Terminal devices assume a modified version of the TERMINAL template profile.
NOTE: In OpenVMS Version 7.2-1 and earlier, all pseudo-terminal (FT) device protection codes were set by the driver to (S:RWLP,O:RWLP,G,W). In OpenVMS Version 7.3 and later, only device FTA0 is set to this forced protection. This allows the system manager the option of modifying the FTA0 device protection later in the boot process. This new protection is inherited from FTA0 by any new FT devices created thereafter (as well as other settings originating from the SECURITY class DEVICE TERMINAL template profile, such as ACLs). A system manager can modify FTA0 manually, or change the SYSTARTUP_VMS.COM command procedure. For example:
$ SET SECURITY/CLASS=DEVICE - _$ /PROTECTION=(S:RWLP,O:RWLP,G:RW,W:R) FTA0:
If the device protection for FTA0 is left unmodified, the behavior is unchanged from versions of OpenVMS prior to Version 7.3. That behavior is that all terminals except FT pseudo-terminal devices inherit their device protection and other security characteristics from the TERMINAL template profile. All FTA pseudo-terminal devices inherit their protection from FTA0, which by default is set to (S:RWLP,O:RWLP,G,W). Other settings, such as ACLs, are inherited from the TERMINAL template profile. This ensures compatibility with existing applications.
When a user logs in on a terminal, the operating system modifies the profile so the owner becomes the UIC of the process logging in to the terminal. The original security profile for the terminal is restored when the user logs out.
All logical or physical I/O to a spooled device requires privilege.
The LOG_IO privilege allows the user's process to execute the Queue I/O Request ($QIO) system service to perform logical-level I/O operations. LOG_IO privilege is also required for certain device-control functions, such as setting permanent terminal elements.
The PHY_IO privilege allows the user's process to execute the Queue I/O Request ($QIO) system service to perform physical-level I/O operations.

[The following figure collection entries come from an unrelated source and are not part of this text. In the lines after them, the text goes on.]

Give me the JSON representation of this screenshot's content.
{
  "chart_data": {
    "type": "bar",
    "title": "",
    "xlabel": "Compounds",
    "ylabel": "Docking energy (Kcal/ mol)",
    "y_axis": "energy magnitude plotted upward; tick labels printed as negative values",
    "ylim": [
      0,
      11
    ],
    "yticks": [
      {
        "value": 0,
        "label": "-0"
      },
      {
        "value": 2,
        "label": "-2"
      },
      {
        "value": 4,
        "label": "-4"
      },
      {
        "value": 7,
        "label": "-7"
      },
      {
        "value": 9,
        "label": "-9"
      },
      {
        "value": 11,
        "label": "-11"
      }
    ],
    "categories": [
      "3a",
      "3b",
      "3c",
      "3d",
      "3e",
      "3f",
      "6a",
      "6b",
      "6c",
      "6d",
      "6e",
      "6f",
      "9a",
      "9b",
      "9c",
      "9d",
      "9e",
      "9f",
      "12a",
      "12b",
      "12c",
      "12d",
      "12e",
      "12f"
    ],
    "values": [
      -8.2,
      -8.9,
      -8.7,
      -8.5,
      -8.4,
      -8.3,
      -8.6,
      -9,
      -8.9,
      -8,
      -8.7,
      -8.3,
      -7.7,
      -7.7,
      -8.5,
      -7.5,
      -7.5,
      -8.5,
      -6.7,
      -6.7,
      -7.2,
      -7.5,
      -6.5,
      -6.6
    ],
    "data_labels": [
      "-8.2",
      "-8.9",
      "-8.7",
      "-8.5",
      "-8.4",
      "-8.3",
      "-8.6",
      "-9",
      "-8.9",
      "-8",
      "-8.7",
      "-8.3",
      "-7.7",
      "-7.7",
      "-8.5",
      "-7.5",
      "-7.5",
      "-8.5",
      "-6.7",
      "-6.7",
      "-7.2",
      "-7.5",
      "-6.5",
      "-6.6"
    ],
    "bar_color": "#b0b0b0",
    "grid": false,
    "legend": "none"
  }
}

The PHY_IO privilege also grants LOG_IO privilege.
To create a permanent mailbox or mark it for deletion requires PRMMBX privilege.
Kinds of auditing performed
The following types of events can be audited, provided the security administrator enables auditing for the appropriate event class:
|Event audited||When audit occurs|
|Access||For nonshareable devices, when the process calls $ASSIGN; for a shareable device, when the process calls $QIO|
|Creation||When a process creates a virtual device like a mailbox|
|Deletion||When a process deletes a virtual device like a mailbox|
Permanence of the object
The profile of clusterwide disks and tapes is stored in the object database VMS$OBJECTS.DAT, but other object profiles have to be reset each time the system starts up.